Motorolo Inc.’in CEO’luğunu yapmış olan M. C. Fisher 1999 sonuna kadar, 6 yıl Kodak’ı yönetti. İşin başına geçtiği günlerde, Kodak’ı dijital teknoloji alanına taşıyacağını duyurdu ve 1997 de dijital işinin kâra geçeçeğine dair söz de verdi. Ancak, değişime hiç açık olmayan, statüko düşkünü Kodak çalışanları, analogdan dijitale yönelmeyi içselleştiremediklerinden, Fisher’in hareket alanını sınırladılar. Bu durum karşısında geri çekilen Fisher, analog işini öncelikli tutup, analog işini destekleyecek-tamamlıyacak dijital işlerin peşine düştü.
Bu anlamda ilk projesi Advantix Preview fotoğraf makinası oldu. 500 milyon USD yatırım ile üretilen ve 1996 yılında piyasa sürülen dijital fotoğraf makinası, görüntüleri analog filme (!) kaydediyordu. Çekilen fotoğraf, makinanın arka yüzündeki ekranda görülebiliyordu. Kullanıcı, hangi fotoğrafları, hangi özelliklerle bastıracağına dair bilgiyi fotoğraf makinasının hafızasına kaydediyordu.
Aventix tam anlamıyla bir fiyasko oldu (Kaynak: Billion Dolar Lessons, Paul B. Caroll ve Chunka Mui, Portfolio, 2008, s.94).

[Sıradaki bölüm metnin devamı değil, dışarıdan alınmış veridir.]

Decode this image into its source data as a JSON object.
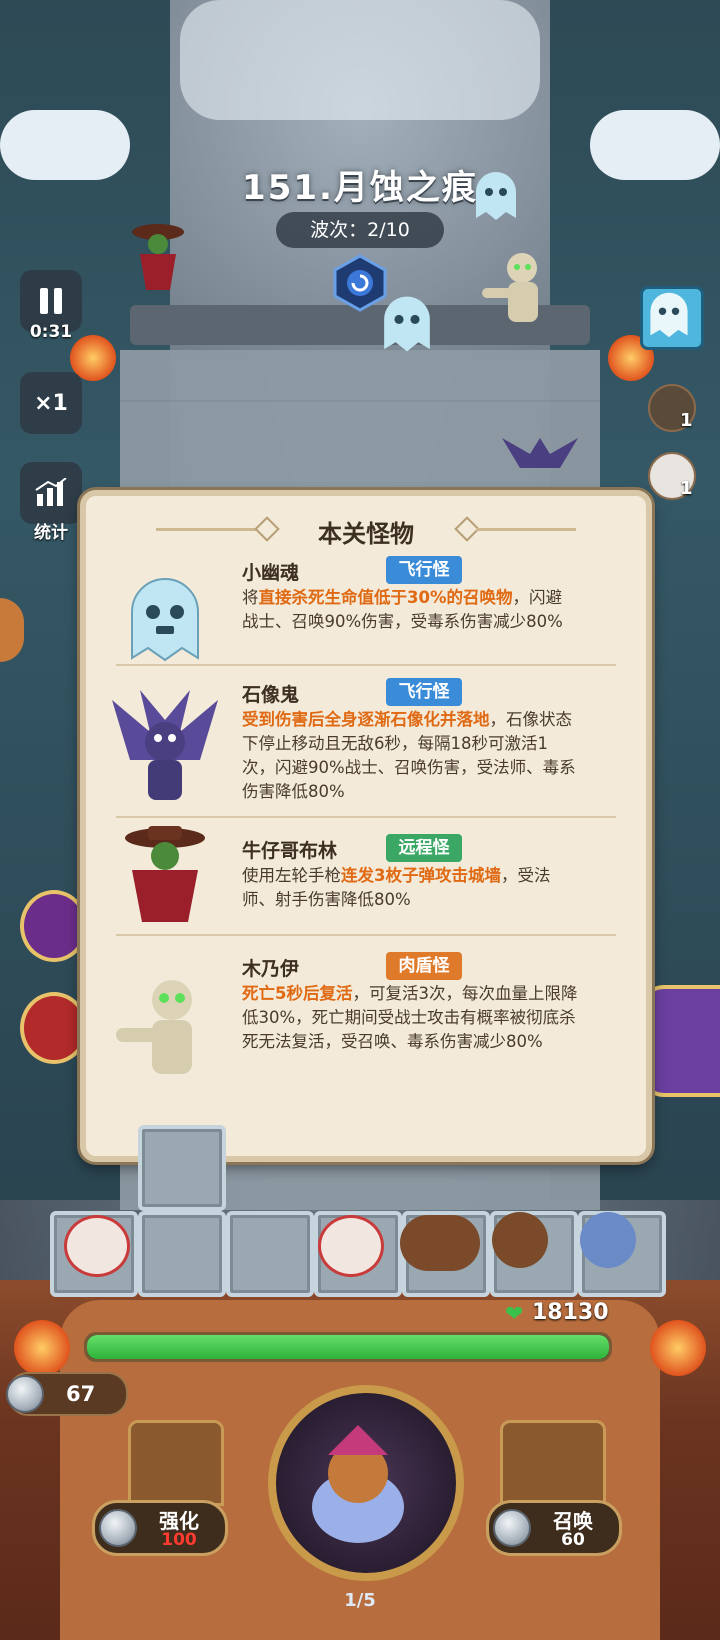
{
  "level": {
    "title": "151.月蚀之痕",
    "wave": "波次：2/10"
  },
  "side": {
    "timer": "0:31",
    "speed": "×1",
    "stats_label": "统计"
  },
  "right_heroes": [
    {
      "count": "1"
    },
    {
      "count": "1"
    }
  ],
  "panel": {
    "title": "本关怪物",
    "monsters": [
      {
        "name": "小幽魂",
        "tag": "飞行怪",
        "tag_type": "fly",
        "desc_prefix": "将",
        "desc_hl": "直接杀死生命值低于30%的召唤物",
        "desc_rest": "，闪避战士、召唤90%伤害，受毒系伤害减少80%",
        "icon": "ghost-icon"
      },
      {
        "name": "石像鬼",
        "tag": "飞行怪",
        "tag_type": "fly",
        "desc_prefix": "",
        "desc_hl": "受到伤害后全身逐渐石像化并落地",
        "desc_rest": "，石像状态下停止移动且无敌6秒，每隔18秒可激活1次，闪避90%战士、召唤伤害，受法师、毒系伤害降低80%",
        "icon": "gargoyle-icon"
      },
      {
        "name": "牛仔哥布林",
        "tag": "远程怪",
        "tag_type": "range",
        "desc_prefix": "使用左轮手枪",
        "desc_hl": "连发3枚子弹攻击城墙",
        "desc_rest": "，受法师、射手伤害降低80%",
        "icon": "cowboy-goblin-icon"
      },
      {
        "name": "木乃伊",
        "tag": "肉盾怪",
        "tag_type": "tank",
        "desc_prefix": "",
        "desc_hl": "死亡5秒后复活",
        "desc_rest": "，可复活3次，每次血量上限降低30%，死亡期间受战士攻击有概率被彻底杀死无法复活，受召唤、毒系伤害减少80%",
        "icon": "mummy-icon"
      }
    ]
  },
  "status": {
    "hp": "18130",
    "hp_fraction": 1.0,
    "coins": "67",
    "progress": "1/5"
  },
  "actions": {
    "upgrade": {
      "label": "强化",
      "cost": "100"
    },
    "summon": {
      "label": "召唤",
      "cost": "60"
    }
  },
  "colors": {
    "highlight": "#e06a14",
    "fly_tag": "#3a8bd8",
    "range_tag": "#3aa864",
    "tank_tag": "#e07a2b",
    "hp": "#2fb23a",
    "cost_red": "#ff3b2f"
  }
}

Dünyanın dijitalleşmeye yöneldiği ortamda, insanlara ‘gel, önce analog film al, dijital makinanla fotoğraf çek, sonra filmini yıkat, fotoğrafları karta bastırt’ teklifi herhalde 1932 yılında, 77 yaşında ölen Eastman Kodak’ın kemiklerini sızlatmıştır.
İkinci bir ‘kemik sızlatan’ proje sunmayı beceren Kodak yöneticileri bu kez dünya çapında Image Magic tabelalı kioskları hizmete soktular ve tüketiciye şunu teklif ettiler: ‘evinin yakınındaki Image Magic kioskuna gel, dijital fotoğraflarını online ortamında web sitesine yükle, fotoğraflarına eriş, fotoğraflarına istediğin gibi müdahalede bulun, sonra bas’. Böyle bir teklifi Kodak, ev tipi kaliteli printerlerin hızla yayıldığı ortamda tüketicilere yapma ‘yaratıcılığını’/cesaretini gösterebiliyordu. Netice, ikinci bir fiyasko.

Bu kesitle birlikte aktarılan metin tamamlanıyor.